Why Kubernetes is so important?

Going back in time will give you an answer, so here it is.

For microservice architecture and container deployment era, Kubernetes is the best platform.

Kubernetes provides you with a framework to run distributed systems resiliently. It takes care of auto-scaling, healing, and failover for your application to ensure there is no downtime.

Kubernetes provides you with:

  • Service discovery and load balancing

  • Auto-scaling(Vertical and Horizontal)

  • Storage Orchestration

  • Automated rollouts and rollbacks

  • Self-healing and Fault Tolerance

  • Secrets and Configuration Management

  • Batch executions(one time, sequential, parallel)


Kubernetes Architecture:

Kubernetes Architecture diagram to show all the components of a k8s cluster and how external systems connect to the cluster.

It consists of 2 nodes:

  • Master Node (Control Plane): It is responsible for container orchestration and maintaining the desired state of the cluster.

    It consists of the following components:

    • Scheduler

    • API Server

    • etcd

    • Controller Manager

    • Cloud Controller Manager

  • Worker Node (Data Plane): It is responsible for running containerized applications.

    • kubelet

    • kubeproxy

    • Container Runtime


Kubernetes Control Plane Components:

  1. kube-apiserver:

    • It's a front end for the Kubernetes control plane that exposes the Kubernetes API.

    • It's designed to scale horizontally automatically so that you can run several instances of it and balance traffic between those nodes.

    • When you use kubectl to manage the cluster, you basically communicate with kube api-server via HTTP Rest API and internal components like scheduler, controller manager, etc, etc are communicating with gRPC(proto buffers).

    • It is responsible for API Management (Processing API requests), Authentication.

    • It's the only component that communicates with etcd.

    • It coordinates all the processes between the control plane and worker node components.

  2. etcd:

    • it is an open source strongly consistent, highly available, distributed key-value store.

    • it stores all the configurations, states, and metadata of Kubernetes objects(pods, secrets, daemonsets, deployments, configmaps etc).

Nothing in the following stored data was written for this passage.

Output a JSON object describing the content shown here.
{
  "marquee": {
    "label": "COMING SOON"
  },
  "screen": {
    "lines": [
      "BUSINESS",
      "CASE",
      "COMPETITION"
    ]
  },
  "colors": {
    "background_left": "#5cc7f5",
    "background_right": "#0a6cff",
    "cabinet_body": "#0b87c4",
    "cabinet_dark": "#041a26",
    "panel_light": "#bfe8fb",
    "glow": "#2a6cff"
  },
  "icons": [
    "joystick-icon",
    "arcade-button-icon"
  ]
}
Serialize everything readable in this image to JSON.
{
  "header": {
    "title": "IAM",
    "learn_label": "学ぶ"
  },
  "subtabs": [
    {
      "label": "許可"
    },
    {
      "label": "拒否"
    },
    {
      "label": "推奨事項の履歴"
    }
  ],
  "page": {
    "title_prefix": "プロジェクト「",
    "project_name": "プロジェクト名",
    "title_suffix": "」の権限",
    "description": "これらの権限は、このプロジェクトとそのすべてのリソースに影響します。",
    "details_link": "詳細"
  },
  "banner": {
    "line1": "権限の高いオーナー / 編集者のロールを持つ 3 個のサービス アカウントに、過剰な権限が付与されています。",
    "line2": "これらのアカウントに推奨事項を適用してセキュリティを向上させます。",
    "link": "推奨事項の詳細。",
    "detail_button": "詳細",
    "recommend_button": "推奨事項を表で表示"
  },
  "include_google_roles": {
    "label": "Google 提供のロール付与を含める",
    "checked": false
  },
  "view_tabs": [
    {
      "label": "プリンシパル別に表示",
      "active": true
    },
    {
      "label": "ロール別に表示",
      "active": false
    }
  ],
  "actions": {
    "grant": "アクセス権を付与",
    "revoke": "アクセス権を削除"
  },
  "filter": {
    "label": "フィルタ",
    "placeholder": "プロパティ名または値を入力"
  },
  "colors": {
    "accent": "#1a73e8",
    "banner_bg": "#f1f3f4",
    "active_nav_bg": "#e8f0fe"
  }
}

Stores all objects under /registry directory in key-value format.

    • It is highly secure and fast.

  3. kube-scheduler:

    • It is responsible for scheduling pods on worker nodes.

    • When user makes request for the creation and management of a pod then kube scheduler takes action.

    • The scheduler schedules the pods according to the node resource availability.

  4. kube-controller-manager:

    • controllers are control loops that watch the state of your cluster and always try to reach closer to the desired state from the current state of the cluster.

    • It also has various components like node controller, route controller, service controller, volume controller, and many more.

  5. Cloud-Controller-Manager (CCM):

    When Kubernetes is deployed in cloud environments, the cloud controller manager acts as a bridge between Cloud Platform APIs and the Kubernetes cluster.

    With this it allows Kubernetes to provision cloud resources like storage(for persistent volumes), load balancer(for services), and instances(for pods).


Kubernetes Node Components:

  1. kubelet:

    • An agent is a daemon that runs on each node in the cluster.

    • It makes sure that containers are running in a Pod.

    • Listen to Kubernetes master

    • Use port 10255

    • Send success/fail report to master

  2. kube-proxy:

    • It is a network proxy (daemon)that runs on each node of the cluster as a daemonset and maintains network rules on nodes- allowing network communication of pods inside/outside of your cluster.

    • It assigns an IP to each pod.

  3. Container-runtime:

    • It is the software that is required to run containers.

    • Kubernetes supports container runtimes such as containerd, CRI-O, and any other implementation of the Kubernetes CRI (Container Runtime Interface) eg Docker, Rocket, etc.

    • It works with kubelet.

    • It pulls the images, starts and stops containers, exposing containers on pods as specified in the manifest.


Pod

  • smallest deployable unit in Kubernetes.

  • A pod is a group of containers that are deployed together.

  • The best practice is to use a single pod for a single container.

  • Kubernetes does not know about containers, it knows about Pod.

  • It creates all containers in a pod - in an all-or-nothing manner.

  • A pod is created in a node.

Limitation:

  • by default auto-healing and auto-scaling are not there but can be added this feature by adding plugins such as High-Level Kubernetes Objects:

    • Replication set: scaling and healing

    • Deployment: versioning and rollback

    • Service: networking and static IP

    • Volumes: non-ephemeral storage

Basic flow diagram of how these components interact with each other for a pod creation request:

This is all about the Kubernetes architecture and its components.